Insulin-like growth factor-I receptor (IGF-IR) plays an important role in tumor cell growth and survival. On ligand stimulation, IGF-IR, a receptor tyrosine kinase, phosphorylates tyrosine residues on two major substrates, IRS-1 and Shc, which subsequently signal through the Ras/mitogen-activated protein kinase and phosphatidylinositol 3-kinase/AKT pathways.
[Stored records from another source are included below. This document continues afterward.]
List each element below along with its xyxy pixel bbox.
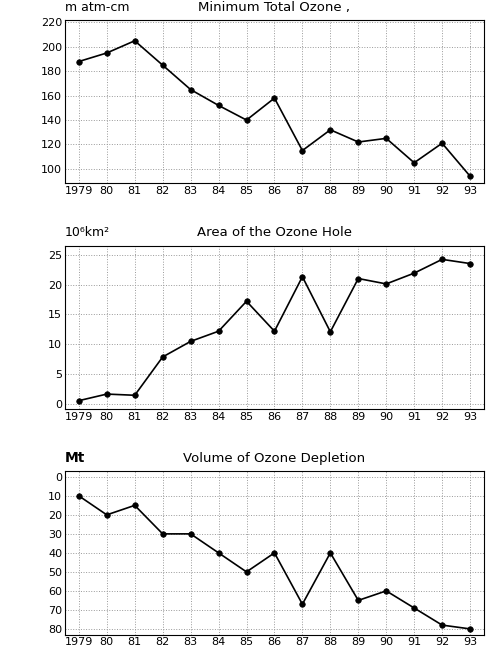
Text: Minimum Total Ozone ,: Minimum Total Ozone , [199, 1, 350, 13]
Text: 10⁶km²: 10⁶km² [65, 226, 110, 239]
Text: Area of the Ozone Hole: Area of the Ozone Hole [197, 226, 352, 239]
Text: Mt: Mt [65, 451, 85, 465]
Text: Volume of Ozone Depletion: Volume of Ozone Depletion [184, 452, 365, 465]
Text: m atm-cm: m atm-cm [65, 1, 129, 13]
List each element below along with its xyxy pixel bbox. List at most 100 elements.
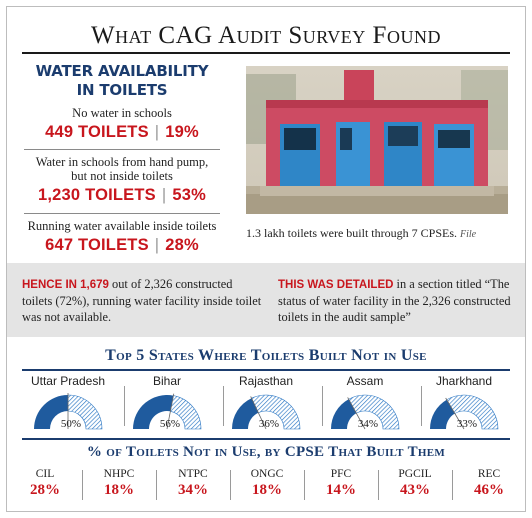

Here, we describe the characterization of a fully human anti–IGF-IR monoclonal antibody 19D12 that inhibits IGF binding and autophosphorylation of both IGF-IR/IGF-IR homodimers and IGF-IR/insulin receptor heterodimers. 19D12 does not recognize insulin receptor homodimers. In addition to inhibiting IGF-IR autophosphorylation, 19D12 also inhibits IRS-1 phosphorylation and activation of the major downstream signaling molecules AKT and extracellular signal-regulated kinase 1/2. Furthermore, the antibody down-regulates the total IGF-IR protein level and can exhibit antibody-dependent cellular cytotoxicity activity against a non–small cell adenocarcinoma cell line in vitro in the presence of isolated human natural killer cells. 19D12 binds tightly to the receptor, with an affinity of 3.8 pmol/L as measured by KinExA. In cell culture, 19D12 inhibits proliferation and soft agar growth of various tumor cell lines. In vivo, 19D12 inhibits the tumor growth of a very aggressive human ovarian tumor xenograft model A2780. These data support the development of this anti–IGF-IR monoclonal antibody as a promising anticancer agent.